For the typical move-goer, these things might not seem so important to the credibility of the film. To me, they are important, for just as the real J. Robert Oppenheimer was the indispensable ingredient for the success of the Manhattan Project, Cillian Murphy and his fine portrayal is critical to the full impact of the film on those of us who know and understand the human and historic story of Los Alamos. I hope the Motion Picture Academy is listening.
In summary, everything about Oppenheimer, the film and its production, is laudable. It covers a complex four-year period quite completely, accurately, and at a very brisk clip. This is a film everyone should see.
A highly recommended prerequisite to viewing the film, Oppenheimer!
By all means, first watch the 1980 documentary by Jon Else named The Day After Trinity. In only ninety spellbinding minutes, it will beautifully set the scene for you, largely through the first-hand accounts of the scientists and others who lived the story and who personally contributed to Los Alamos’ success. You will understand the fast-paced movie far better after viewing this film.

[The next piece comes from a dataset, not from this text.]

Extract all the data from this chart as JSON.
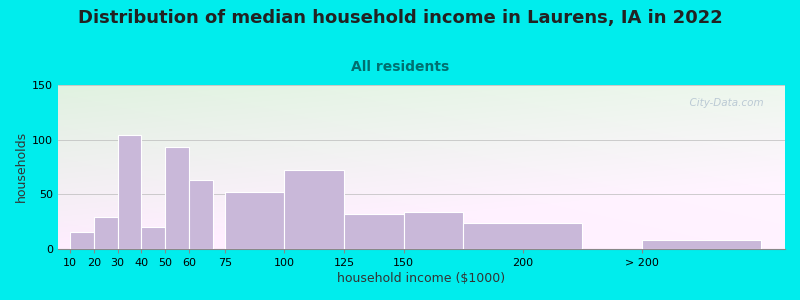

It is an absolute gem of a documentary – my favorite of all the numerous documentaries in my DVD collection – covering many subjects!

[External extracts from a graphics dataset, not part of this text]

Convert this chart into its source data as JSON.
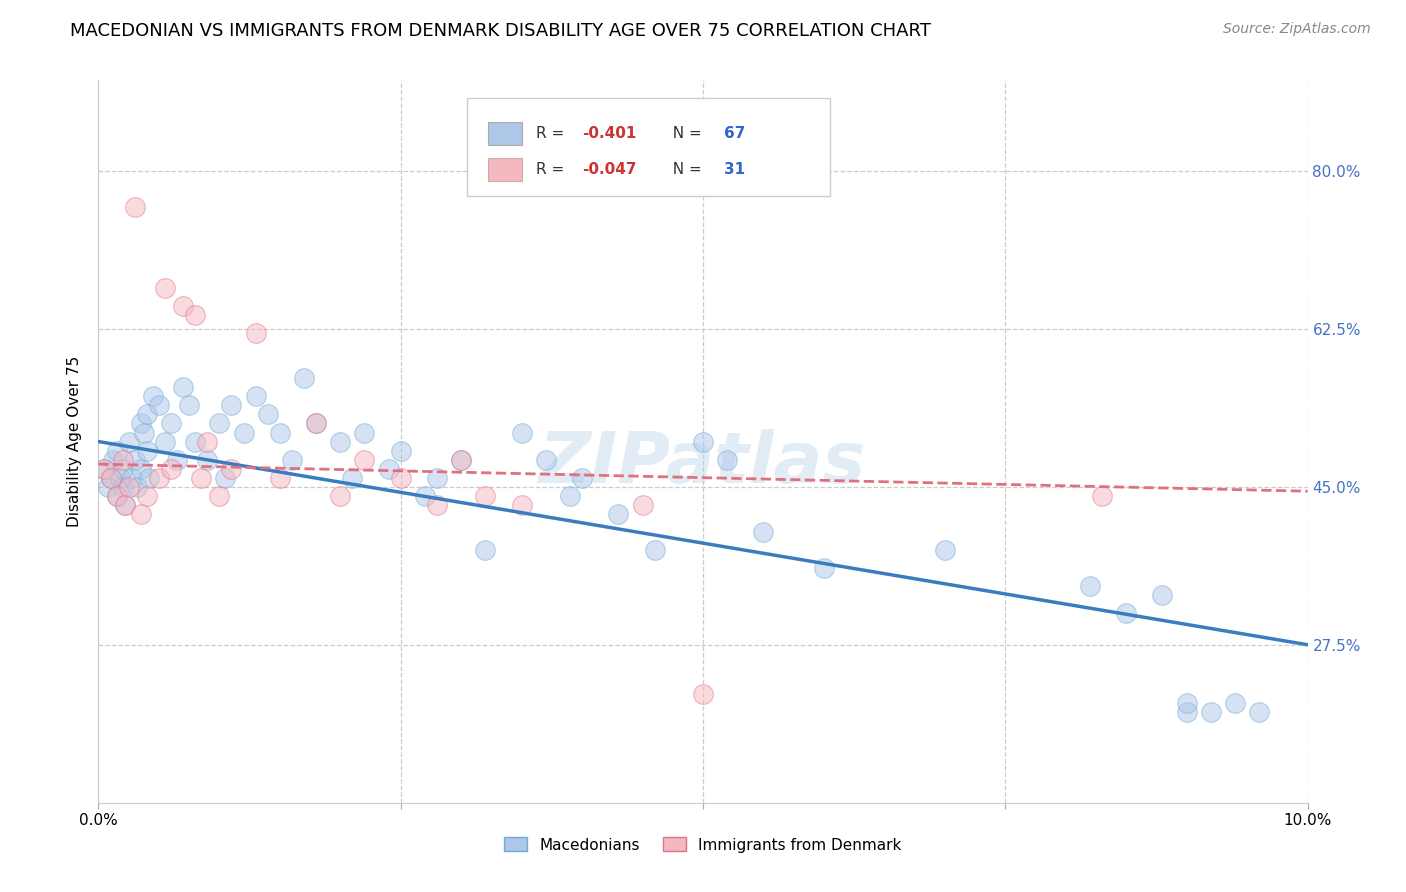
{
  "title": "MACEDONIAN VS IMMIGRANTS FROM DENMARK DISABILITY AGE OVER 75 CORRELATION CHART",
  "source": "Source: ZipAtlas.com",
  "ylabel": "Disability Age Over 75",
  "xlim": [
    0.0,
    10.0
  ],
  "ylim": [
    10.0,
    90.0
  ],
  "yticks": [
    27.5,
    45.0,
    62.5,
    80.0
  ],
  "xticks": [
    0.0,
    2.5,
    5.0,
    7.5,
    10.0
  ],
  "ytick_labels": [
    "27.5%",
    "45.0%",
    "62.5%",
    "80.0%"
  ],
  "legend_entries": [
    {
      "label": "Macedonians",
      "color": "#aec6e8",
      "edge": "#6aaed6",
      "R": "-0.401",
      "N": "67"
    },
    {
      "label": "Immigrants from Denmark",
      "color": "#f4b8c1",
      "edge": "#e07090",
      "R": "-0.047",
      "N": "31"
    }
  ],
  "blue_scatter_x": [
    0.05,
    0.08,
    0.1,
    0.12,
    0.15,
    0.15,
    0.18,
    0.2,
    0.2,
    0.22,
    0.25,
    0.28,
    0.3,
    0.32,
    0.35,
    0.35,
    0.38,
    0.4,
    0.4,
    0.42,
    0.45,
    0.5,
    0.55,
    0.6,
    0.65,
    0.7,
    0.75,
    0.8,
    0.9,
    1.0,
    1.05,
    1.1,
    1.2,
    1.3,
    1.4,
    1.5,
    1.6,
    1.7,
    1.8,
    2.0,
    2.1,
    2.2,
    2.4,
    2.5,
    2.7,
    2.8,
    3.0,
    3.2,
    3.5,
    3.7,
    3.9,
    4.0,
    4.3,
    4.6,
    5.0,
    5.2,
    5.5,
    6.0,
    7.0,
    8.2,
    8.5,
    8.8,
    9.0,
    9.0,
    9.2,
    9.4,
    9.6
  ],
  "blue_scatter_y": [
    47,
    45,
    46,
    48,
    44,
    49,
    46,
    47,
    45,
    43,
    50,
    46,
    48,
    45,
    52,
    47,
    51,
    53,
    49,
    46,
    55,
    54,
    50,
    52,
    48,
    56,
    54,
    50,
    48,
    52,
    46,
    54,
    51,
    55,
    53,
    51,
    48,
    57,
    52,
    50,
    46,
    51,
    47,
    49,
    44,
    46,
    48,
    38,
    51,
    48,
    44,
    46,
    42,
    38,
    50,
    48,
    40,
    36,
    38,
    34,
    31,
    33,
    20,
    21,
    20,
    21,
    20
  ],
  "pink_scatter_x": [
    0.05,
    0.1,
    0.15,
    0.2,
    0.22,
    0.25,
    0.3,
    0.35,
    0.4,
    0.5,
    0.55,
    0.6,
    0.7,
    0.8,
    0.85,
    0.9,
    1.0,
    1.1,
    1.3,
    1.5,
    1.8,
    2.0,
    2.2,
    2.5,
    2.8,
    3.0,
    3.2,
    3.5,
    4.5,
    5.0,
    8.3
  ],
  "pink_scatter_y": [
    47,
    46,
    44,
    48,
    43,
    45,
    76,
    42,
    44,
    46,
    67,
    47,
    65,
    64,
    46,
    50,
    44,
    47,
    62,
    46,
    52,
    44,
    48,
    46,
    43,
    48,
    44,
    43,
    43,
    22,
    44
  ],
  "blue_line_x": [
    0.0,
    10.0
  ],
  "blue_line_y": [
    50.0,
    27.5
  ],
  "pink_line_x": [
    0.0,
    10.0
  ],
  "pink_line_y": [
    47.5,
    44.5
  ],
  "scatter_size": 200,
  "scatter_alpha": 0.5,
  "blue_line_color": "#3a7dbf",
  "pink_line_color": "#e07080",
  "grid_color": "#cccccc",
  "background_color": "#ffffff",
  "watermark": "ZIPatlas",
  "title_fontsize": 13,
  "axis_label_fontsize": 11,
  "tick_fontsize": 11,
  "source_fontsize": 10,
  "right_tick_color": "#4472c4"
}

Finally, the human drama at-play in Los Alamos and its immediate aftermath – the dropping of two atomic bombs on the Japanese Cities of Hiroshima and Nagasaki which abruptly ended our war with Japan – that is the real message that both The Day After Trinity and Oppenheimer wish to convey. Now it has been done, and it should never be done again. J. Robert Oppenheimer was, in many ways, a victim of the bomb, as were others who worked on the program. The heavy responsibility he bore, and the inevitable misgivings which surfaced over its use ultimately consumed Oppenheimer in his remaining years.
For me, nothing can match the drama and the human lessons that stem from the Los Alamos saga, a story which begins back in 1905 with the purely scientific determination by Albert Einstein that e=mc2, and then proceeds to document the abrupt end of World War II in August of 1945 using the atomic bomb. Today, we struggle with the world-wide proliferation of nuclear weapons – weapons with routinely one-hundred times the destructive power of the bombs dropped on Japan. It is precisely the situation that J. Robert Oppenheimer feared once the nuclear genie was let loose from the bottle.
Despite Oppenheimer’s best personal efforts after the war, the world community never reacted sufficiently to his plea. He felt that the world control of nuclear weapon production and proliferation should have begun “the day after Trinity.” Alas, that did not happen.
Note: As always, the author has no commercial involvement or interest in any product or service mentioned in this document.